Commemorating Computational Complexity

Fifty years ago, two researchers started writing this seminal paper, kicking off the research field of computational complexity, the core of computer science, with now tens of thousands of publications.

Although the concepts and ideas underlying the paper were not new, as a letter by Kurt Gödel show us, it was the foundational moment for a field that still produces deep, beautiful and practical results: in the last decade, Williams’ lower bound on non-uniform circuitsAgrawal-Kayal-Saxena primality test that included primality testing in P (although Miller-Rabin and Solovay-Strassen   primality tests still live strong since they are much faster than AKS) or Vassilevska’s lower bound on matrix multiplication.

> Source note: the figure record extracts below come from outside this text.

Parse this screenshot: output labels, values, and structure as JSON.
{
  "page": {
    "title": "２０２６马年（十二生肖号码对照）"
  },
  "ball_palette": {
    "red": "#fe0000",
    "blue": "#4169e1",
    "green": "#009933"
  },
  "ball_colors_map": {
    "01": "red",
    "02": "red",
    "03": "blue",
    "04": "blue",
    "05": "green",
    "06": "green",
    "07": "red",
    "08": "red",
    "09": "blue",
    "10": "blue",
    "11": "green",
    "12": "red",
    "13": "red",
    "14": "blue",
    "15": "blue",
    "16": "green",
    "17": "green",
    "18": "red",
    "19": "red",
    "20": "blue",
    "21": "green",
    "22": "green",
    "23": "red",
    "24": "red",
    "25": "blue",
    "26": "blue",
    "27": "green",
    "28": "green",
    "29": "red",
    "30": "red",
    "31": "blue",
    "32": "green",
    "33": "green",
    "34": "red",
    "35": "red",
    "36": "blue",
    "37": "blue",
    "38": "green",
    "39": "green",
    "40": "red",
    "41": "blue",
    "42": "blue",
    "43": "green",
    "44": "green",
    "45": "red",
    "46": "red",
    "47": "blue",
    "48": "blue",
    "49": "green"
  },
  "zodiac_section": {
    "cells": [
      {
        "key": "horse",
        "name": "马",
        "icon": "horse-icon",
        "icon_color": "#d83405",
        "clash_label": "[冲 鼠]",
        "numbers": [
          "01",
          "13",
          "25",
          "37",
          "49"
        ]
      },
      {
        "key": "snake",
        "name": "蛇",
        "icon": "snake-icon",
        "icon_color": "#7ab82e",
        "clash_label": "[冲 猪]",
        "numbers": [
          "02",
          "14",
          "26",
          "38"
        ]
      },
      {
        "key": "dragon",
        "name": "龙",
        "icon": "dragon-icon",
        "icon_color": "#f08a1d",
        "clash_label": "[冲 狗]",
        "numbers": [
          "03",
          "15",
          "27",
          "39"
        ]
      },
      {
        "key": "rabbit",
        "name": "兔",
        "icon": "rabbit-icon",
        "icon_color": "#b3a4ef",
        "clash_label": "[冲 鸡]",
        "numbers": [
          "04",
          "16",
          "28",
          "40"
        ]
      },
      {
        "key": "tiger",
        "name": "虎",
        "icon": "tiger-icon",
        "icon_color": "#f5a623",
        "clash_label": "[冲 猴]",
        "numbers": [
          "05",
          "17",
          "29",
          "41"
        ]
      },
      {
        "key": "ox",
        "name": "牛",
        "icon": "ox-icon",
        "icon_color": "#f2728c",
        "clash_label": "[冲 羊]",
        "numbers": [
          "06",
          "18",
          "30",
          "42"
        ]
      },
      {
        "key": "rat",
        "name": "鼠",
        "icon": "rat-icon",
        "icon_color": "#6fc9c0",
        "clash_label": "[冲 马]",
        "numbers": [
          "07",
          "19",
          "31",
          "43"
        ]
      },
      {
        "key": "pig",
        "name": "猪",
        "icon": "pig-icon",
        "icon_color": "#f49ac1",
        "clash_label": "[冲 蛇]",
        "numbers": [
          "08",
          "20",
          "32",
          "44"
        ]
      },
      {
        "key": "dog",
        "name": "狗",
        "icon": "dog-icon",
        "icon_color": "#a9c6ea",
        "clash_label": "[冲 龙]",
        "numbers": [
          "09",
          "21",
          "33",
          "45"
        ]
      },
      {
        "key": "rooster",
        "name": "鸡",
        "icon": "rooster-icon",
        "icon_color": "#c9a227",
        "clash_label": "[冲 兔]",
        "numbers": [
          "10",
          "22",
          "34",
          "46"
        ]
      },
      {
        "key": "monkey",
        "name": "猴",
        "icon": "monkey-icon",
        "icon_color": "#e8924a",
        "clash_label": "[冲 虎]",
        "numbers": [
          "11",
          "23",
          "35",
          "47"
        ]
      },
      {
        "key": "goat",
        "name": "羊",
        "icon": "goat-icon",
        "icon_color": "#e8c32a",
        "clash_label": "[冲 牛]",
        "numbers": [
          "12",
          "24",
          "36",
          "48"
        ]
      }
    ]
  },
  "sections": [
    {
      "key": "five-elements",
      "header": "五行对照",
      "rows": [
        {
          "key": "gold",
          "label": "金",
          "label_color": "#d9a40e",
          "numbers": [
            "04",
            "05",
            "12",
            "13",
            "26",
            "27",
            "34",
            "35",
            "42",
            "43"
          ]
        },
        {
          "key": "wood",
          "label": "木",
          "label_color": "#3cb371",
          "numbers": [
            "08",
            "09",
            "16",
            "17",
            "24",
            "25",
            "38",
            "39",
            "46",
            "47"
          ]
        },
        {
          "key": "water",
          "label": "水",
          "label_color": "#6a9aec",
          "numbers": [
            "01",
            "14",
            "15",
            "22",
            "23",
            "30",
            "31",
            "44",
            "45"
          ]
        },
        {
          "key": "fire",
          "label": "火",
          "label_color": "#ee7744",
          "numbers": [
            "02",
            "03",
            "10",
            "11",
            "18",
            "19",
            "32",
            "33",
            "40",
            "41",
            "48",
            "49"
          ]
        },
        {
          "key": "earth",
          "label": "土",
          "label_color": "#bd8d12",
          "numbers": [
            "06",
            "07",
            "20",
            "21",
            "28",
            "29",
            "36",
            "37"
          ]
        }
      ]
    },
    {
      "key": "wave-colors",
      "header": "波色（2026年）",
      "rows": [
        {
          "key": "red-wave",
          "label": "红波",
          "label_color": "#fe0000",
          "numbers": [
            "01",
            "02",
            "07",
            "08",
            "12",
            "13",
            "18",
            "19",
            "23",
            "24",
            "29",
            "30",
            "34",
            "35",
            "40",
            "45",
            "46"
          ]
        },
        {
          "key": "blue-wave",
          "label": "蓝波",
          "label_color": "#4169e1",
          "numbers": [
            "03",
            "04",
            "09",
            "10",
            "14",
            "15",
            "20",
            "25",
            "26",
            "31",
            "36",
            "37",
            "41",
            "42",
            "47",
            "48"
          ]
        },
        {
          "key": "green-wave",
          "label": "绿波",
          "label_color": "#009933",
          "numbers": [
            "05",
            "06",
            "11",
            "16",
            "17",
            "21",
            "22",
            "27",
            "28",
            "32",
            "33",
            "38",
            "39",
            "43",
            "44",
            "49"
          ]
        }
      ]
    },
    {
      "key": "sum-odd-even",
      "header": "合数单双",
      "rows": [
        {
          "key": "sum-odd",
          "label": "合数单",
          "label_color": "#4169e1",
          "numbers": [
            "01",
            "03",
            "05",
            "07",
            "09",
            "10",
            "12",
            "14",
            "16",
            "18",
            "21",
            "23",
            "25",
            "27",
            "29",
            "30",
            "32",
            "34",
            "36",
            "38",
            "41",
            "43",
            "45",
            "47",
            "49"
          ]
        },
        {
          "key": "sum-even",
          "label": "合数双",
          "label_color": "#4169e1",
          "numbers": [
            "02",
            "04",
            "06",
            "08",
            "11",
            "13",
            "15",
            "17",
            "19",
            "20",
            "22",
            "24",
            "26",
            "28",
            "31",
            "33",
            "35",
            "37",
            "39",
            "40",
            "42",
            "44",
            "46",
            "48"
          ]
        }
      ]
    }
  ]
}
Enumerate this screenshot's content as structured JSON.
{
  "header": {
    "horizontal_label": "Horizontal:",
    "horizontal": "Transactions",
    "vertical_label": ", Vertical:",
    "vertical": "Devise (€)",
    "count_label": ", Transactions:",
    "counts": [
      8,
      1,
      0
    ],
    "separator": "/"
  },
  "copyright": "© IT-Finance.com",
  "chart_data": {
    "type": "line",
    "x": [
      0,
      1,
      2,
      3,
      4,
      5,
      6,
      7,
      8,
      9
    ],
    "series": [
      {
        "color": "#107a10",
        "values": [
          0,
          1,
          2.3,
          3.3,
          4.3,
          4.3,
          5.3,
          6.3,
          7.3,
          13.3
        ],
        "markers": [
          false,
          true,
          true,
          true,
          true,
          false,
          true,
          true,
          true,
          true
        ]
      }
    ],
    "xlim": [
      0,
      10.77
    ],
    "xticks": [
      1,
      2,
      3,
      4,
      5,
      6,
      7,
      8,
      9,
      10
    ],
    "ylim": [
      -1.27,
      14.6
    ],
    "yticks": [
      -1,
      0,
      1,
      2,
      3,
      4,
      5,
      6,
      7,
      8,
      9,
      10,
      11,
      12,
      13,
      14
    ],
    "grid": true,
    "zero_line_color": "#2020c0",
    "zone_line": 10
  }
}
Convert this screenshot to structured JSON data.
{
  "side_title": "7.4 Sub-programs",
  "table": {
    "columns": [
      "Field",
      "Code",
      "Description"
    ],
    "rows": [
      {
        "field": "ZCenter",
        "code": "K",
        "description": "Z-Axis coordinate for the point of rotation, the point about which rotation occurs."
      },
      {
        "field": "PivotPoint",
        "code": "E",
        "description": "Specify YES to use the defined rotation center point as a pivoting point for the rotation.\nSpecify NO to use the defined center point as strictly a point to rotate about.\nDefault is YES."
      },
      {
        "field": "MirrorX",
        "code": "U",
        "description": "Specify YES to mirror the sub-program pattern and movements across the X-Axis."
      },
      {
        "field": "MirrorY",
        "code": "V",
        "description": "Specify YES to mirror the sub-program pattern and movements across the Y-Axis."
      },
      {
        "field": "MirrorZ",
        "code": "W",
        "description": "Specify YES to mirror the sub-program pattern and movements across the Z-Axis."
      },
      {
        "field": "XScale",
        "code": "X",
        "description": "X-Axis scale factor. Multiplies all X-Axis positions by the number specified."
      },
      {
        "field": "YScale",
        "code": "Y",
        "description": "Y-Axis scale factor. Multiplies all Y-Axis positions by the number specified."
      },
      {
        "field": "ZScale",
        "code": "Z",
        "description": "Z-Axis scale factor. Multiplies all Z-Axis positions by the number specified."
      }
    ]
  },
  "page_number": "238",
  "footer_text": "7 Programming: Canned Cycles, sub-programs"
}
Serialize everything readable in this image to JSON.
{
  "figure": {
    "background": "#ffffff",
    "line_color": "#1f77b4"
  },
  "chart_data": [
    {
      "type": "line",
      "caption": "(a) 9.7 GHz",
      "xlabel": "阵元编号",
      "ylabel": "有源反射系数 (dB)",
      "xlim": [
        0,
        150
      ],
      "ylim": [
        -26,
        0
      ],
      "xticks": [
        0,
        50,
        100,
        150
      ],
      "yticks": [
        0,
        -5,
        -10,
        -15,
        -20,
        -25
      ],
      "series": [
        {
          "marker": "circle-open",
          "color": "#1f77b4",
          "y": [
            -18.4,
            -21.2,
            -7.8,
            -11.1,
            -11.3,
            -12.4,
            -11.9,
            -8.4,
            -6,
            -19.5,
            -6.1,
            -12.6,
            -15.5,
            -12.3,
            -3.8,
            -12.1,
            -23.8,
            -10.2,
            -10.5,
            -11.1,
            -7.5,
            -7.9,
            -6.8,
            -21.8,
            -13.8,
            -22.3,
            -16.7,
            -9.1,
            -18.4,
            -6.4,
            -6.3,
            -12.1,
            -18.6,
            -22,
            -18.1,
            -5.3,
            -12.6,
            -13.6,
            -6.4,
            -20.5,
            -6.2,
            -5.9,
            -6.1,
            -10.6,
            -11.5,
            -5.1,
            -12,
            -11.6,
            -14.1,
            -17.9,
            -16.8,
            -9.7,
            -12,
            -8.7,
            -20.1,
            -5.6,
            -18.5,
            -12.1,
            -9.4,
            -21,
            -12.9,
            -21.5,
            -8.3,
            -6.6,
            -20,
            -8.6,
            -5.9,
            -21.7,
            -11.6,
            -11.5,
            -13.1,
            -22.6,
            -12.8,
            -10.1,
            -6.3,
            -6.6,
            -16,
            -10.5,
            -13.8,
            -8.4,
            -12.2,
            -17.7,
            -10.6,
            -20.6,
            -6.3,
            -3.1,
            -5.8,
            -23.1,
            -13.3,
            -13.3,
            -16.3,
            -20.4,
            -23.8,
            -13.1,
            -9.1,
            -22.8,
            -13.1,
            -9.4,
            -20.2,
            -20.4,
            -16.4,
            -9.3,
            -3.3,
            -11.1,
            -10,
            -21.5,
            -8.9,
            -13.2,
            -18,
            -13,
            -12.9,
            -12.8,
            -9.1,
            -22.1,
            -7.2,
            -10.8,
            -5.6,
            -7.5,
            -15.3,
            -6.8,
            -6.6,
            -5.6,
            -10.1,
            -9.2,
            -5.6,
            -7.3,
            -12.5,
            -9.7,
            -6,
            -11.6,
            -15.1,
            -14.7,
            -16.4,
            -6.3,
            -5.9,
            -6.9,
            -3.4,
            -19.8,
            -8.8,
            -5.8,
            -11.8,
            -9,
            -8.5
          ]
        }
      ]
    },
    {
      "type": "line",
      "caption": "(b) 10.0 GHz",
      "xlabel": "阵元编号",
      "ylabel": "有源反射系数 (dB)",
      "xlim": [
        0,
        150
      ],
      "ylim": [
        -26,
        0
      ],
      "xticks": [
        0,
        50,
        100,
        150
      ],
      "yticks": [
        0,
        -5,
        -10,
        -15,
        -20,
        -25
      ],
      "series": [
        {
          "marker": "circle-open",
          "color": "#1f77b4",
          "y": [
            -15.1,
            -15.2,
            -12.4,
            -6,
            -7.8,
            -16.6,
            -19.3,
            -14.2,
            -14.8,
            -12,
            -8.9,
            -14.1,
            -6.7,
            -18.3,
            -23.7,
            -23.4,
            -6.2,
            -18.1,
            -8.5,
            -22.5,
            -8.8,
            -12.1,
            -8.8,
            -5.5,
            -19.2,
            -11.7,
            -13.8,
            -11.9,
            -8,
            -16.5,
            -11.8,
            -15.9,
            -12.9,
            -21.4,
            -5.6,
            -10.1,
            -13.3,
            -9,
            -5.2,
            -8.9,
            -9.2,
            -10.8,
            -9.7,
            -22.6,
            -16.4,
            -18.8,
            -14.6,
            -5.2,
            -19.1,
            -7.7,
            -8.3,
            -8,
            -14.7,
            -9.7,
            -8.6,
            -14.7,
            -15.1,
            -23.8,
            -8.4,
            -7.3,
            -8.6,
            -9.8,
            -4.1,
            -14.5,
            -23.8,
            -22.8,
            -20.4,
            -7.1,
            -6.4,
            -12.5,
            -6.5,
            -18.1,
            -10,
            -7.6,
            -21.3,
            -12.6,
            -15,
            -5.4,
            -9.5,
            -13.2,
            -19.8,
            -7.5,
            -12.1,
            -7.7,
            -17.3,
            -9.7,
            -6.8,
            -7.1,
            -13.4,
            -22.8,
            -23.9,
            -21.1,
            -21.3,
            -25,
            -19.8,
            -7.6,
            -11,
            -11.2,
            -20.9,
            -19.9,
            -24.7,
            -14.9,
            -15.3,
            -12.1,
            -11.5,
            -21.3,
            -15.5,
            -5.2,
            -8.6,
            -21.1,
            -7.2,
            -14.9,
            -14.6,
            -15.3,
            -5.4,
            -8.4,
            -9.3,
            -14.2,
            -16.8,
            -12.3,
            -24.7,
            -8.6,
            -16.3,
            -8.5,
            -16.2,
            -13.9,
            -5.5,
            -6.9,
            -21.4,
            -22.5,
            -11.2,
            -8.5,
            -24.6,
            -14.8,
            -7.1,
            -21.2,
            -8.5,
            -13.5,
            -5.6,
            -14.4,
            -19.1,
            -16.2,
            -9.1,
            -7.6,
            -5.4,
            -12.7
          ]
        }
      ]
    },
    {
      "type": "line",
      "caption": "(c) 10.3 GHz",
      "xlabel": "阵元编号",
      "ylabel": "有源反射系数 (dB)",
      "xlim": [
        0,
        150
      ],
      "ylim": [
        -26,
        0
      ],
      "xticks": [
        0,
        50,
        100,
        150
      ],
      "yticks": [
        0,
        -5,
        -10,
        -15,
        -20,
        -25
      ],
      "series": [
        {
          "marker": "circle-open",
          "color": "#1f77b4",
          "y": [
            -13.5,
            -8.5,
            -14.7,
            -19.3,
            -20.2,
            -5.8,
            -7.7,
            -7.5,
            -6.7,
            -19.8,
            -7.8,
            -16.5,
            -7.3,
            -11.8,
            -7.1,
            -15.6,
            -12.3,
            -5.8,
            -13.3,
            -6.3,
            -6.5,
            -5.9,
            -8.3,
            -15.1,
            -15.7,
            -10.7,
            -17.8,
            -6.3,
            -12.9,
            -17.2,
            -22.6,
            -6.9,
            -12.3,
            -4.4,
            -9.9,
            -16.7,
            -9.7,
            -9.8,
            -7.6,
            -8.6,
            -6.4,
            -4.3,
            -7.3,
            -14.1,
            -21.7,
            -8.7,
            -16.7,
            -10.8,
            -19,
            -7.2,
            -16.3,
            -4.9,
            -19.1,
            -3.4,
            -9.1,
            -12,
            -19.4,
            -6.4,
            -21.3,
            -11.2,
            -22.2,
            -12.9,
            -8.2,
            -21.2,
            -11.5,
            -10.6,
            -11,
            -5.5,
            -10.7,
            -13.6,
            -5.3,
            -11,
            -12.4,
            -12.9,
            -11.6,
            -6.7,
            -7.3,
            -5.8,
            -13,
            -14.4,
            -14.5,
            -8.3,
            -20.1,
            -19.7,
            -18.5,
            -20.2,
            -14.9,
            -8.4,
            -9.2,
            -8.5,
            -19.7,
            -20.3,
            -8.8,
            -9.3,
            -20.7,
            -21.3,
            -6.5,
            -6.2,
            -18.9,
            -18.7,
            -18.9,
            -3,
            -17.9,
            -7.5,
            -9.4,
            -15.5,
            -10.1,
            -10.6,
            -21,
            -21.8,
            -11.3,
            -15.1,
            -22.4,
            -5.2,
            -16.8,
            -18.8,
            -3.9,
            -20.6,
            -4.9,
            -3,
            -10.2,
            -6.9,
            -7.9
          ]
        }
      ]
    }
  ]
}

I see tons of start-ups and projects fail because they ignore the most basic algorithmic prudence: that is, that only sub-logarithmic algorithms should be accessible to the mass-public is one the ignored maxims of the computer industry that can only be learned by the proper interpretation of the absence of market offerings refuting it (vg. regular expressions within search engines’ queries, which could run in exponential time; or all the AI promises about solving optimization problems that never delivered).

Speaking with some researchers lately, they expressed the hope that the coming end of Moore’s law would vindicate this field, making its results much more relevant: and although they were absolutely right in that proportionally more resources will be directed towards these ends, they also failed to consider that the likely crash following this event may also reduce the total, aggregated opportunities.